Apple Walnut Muffins with Chestnut Flour

I love the fall and all the colors, spices and aromas that go with it. One of my favorite recipes is an apple cake that was given to me by Sue Carnes, one of my first neighbors back in 1990 when we lived in Brentwood Forrest with our newborn Claire. Sue’s cake was delicious and she topped it off with an amazing caramel icing that was to die for. Fast forward 24 years and I’m right in the middle of PaleoLand. I haven’t made that cake in a while, but thought I’d try to recreate it using paleo friendly flours like almond and chestnut flour. I pulled out Sue’s handwritten recipe card and studied her handwriting, as if she had just given it to me. After waxing nostalgic about a much simpler time, I got to work trying to make my paleo version of apple cake. I decided to go with muffins instead of cake because, well, I like muffins. I was impressed with the results.. While these are gluten free, they do have added sugar, so are not appropriate for a strict, Whole30 type of paleo. But if you’re looking for a tasty treat made without wheat flour, this just might be your answer.

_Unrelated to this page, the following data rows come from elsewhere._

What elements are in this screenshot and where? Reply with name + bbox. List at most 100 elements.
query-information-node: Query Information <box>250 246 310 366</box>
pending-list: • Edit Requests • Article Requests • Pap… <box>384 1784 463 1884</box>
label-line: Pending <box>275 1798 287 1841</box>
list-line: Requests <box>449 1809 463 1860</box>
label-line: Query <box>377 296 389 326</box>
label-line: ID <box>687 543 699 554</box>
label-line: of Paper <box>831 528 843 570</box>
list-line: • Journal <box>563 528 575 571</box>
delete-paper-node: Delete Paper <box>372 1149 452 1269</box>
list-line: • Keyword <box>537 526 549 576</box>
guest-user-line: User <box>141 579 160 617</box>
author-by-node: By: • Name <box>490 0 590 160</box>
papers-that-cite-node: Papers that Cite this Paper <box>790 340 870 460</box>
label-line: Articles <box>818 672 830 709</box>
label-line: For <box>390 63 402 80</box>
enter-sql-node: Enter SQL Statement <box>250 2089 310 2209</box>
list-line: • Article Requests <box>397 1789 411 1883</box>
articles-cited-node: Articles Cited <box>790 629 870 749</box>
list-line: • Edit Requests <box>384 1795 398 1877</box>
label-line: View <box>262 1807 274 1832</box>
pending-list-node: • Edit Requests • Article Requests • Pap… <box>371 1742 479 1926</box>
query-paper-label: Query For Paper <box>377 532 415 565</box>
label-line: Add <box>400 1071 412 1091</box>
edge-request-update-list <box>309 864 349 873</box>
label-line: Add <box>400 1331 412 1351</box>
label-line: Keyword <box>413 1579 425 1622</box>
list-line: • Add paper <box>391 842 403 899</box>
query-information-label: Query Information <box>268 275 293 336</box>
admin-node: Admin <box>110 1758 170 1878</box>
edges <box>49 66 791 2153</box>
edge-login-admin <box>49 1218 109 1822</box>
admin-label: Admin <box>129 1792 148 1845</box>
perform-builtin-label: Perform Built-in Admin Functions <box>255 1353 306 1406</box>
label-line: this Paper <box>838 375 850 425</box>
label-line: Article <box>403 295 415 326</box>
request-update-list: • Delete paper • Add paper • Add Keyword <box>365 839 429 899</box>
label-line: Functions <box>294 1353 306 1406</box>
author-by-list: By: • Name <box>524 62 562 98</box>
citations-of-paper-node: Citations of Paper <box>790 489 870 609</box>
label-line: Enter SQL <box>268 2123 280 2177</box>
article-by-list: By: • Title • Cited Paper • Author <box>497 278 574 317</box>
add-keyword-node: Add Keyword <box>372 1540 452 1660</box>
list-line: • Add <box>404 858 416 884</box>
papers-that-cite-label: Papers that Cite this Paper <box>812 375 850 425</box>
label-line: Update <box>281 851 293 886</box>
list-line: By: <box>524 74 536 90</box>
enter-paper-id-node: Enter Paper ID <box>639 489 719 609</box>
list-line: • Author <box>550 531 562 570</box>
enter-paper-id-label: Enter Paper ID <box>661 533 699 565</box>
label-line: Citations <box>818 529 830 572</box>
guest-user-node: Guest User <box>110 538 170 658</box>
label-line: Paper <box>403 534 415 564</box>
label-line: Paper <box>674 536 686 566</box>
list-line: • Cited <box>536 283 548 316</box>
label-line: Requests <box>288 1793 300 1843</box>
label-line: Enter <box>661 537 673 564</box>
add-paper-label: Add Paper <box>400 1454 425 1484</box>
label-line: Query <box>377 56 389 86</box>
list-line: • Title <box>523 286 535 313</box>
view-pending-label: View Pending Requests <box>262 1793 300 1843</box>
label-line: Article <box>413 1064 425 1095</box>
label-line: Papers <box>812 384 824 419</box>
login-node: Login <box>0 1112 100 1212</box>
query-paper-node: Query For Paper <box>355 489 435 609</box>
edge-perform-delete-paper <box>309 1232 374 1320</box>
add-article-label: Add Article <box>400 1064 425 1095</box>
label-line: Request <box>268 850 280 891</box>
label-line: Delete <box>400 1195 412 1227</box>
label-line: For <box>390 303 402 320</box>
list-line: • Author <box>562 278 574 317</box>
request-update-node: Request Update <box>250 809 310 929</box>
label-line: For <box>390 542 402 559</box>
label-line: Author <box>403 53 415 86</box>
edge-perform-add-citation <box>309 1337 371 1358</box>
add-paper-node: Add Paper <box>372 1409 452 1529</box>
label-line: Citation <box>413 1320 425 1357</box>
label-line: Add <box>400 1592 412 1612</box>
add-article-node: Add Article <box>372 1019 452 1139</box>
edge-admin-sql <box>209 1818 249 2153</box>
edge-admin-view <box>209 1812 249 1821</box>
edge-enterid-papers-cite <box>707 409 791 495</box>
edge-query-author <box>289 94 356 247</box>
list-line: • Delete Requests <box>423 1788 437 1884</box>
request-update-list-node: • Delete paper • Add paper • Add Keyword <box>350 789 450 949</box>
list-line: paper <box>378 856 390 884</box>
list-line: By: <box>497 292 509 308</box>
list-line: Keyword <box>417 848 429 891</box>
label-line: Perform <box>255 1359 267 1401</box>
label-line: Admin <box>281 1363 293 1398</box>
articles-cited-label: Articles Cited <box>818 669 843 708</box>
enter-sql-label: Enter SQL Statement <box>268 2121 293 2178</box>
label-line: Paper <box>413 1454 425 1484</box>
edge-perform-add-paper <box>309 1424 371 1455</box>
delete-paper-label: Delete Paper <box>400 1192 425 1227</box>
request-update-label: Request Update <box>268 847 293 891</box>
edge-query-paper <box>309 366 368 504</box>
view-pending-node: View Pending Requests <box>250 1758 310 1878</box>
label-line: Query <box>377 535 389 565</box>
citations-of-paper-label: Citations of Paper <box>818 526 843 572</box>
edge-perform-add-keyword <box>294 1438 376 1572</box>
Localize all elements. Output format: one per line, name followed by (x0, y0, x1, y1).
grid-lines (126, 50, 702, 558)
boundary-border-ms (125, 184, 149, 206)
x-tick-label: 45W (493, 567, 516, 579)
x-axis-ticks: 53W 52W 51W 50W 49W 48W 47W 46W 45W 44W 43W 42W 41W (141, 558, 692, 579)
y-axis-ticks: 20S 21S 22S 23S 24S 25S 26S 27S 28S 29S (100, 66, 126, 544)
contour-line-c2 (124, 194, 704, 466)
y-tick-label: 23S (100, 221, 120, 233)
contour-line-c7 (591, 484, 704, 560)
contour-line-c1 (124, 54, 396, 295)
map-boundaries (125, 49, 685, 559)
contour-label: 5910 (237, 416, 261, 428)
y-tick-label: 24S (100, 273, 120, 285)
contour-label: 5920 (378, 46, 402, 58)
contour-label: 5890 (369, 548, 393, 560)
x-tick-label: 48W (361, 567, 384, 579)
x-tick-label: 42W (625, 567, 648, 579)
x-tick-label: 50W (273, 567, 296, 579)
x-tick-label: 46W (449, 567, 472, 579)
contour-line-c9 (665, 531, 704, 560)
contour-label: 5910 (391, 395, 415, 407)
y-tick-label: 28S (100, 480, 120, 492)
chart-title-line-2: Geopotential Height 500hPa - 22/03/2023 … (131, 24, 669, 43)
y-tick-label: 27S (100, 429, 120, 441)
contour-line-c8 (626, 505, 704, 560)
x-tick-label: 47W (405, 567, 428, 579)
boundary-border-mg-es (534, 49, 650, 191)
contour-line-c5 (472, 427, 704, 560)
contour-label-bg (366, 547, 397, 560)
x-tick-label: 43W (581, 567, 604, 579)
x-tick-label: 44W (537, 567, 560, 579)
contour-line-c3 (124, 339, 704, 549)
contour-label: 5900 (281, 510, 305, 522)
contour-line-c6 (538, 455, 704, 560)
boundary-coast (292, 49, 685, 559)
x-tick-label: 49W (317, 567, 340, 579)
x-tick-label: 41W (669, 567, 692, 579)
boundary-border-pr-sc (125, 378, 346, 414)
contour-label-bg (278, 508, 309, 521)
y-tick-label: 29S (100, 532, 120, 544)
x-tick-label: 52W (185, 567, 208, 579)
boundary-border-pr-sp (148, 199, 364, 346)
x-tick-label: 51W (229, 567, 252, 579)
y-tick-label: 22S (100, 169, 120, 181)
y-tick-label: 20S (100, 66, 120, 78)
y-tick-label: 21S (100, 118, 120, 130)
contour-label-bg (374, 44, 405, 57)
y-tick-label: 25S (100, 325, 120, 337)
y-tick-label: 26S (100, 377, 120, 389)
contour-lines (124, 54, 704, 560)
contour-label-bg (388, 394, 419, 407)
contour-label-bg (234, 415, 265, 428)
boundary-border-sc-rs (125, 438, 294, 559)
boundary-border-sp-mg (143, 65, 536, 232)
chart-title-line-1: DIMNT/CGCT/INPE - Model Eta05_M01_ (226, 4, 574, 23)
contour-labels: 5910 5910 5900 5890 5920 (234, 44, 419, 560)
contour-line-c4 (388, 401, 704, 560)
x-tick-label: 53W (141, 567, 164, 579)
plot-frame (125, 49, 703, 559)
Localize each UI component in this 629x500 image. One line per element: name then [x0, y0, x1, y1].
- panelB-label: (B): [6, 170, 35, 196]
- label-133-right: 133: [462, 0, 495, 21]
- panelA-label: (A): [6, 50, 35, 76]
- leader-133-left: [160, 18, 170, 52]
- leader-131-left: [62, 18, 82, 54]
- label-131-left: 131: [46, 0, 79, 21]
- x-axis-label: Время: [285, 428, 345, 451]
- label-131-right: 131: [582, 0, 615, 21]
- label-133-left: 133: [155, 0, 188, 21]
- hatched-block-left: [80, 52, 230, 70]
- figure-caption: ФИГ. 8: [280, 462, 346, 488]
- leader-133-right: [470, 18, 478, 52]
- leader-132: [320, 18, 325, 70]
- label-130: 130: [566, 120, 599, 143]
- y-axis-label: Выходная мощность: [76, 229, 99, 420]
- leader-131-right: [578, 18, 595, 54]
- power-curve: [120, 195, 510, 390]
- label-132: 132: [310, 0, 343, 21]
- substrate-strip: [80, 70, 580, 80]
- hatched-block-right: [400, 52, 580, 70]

If you don’t have chestnut flour, you may have to order it off Amazon because it can be hard to find. (This is the chestnut flour I bought online.) I’m sure there are other places to find it, but I bought 3 bags knowing I was going to be experimenting with it.
Ingredients
2 cups chestnut flour
1/3 cup almond flour
1 T. arrowroot powder
1/3 cup. walnuts
1 t. cinnamon
1/4 t. ground cloves
1/4 t. nutmeg
3/4 t. salt
2 t. baking soda
2/3 cup coconut sugar
4 Cups chopped apples (4–5 apples I like Granny Smith or something tart)
1 t. vanilla
1/2 cup coconut oil
3 eggs, beaten
1/3 cup honey
Instructions
Combine dry ingredients in mixing bowl. Add apples, coconut oil, walnuts and eggs and honey. Mix together until well blended. Batter will be very thick. Bake in a muffin pan that has been oiled with coconut oil or use muffin liners. (I prefer my Sur la Table muffin pan that NOTHING sticks to! For details on that pan, see this post.)
Bake at 350 for about 14-17 minutes making sure they are browned but not over baked. Makes about 12 muffins. Store leftovers in an airtight container and they will be even more moist the next day, if there are any left over!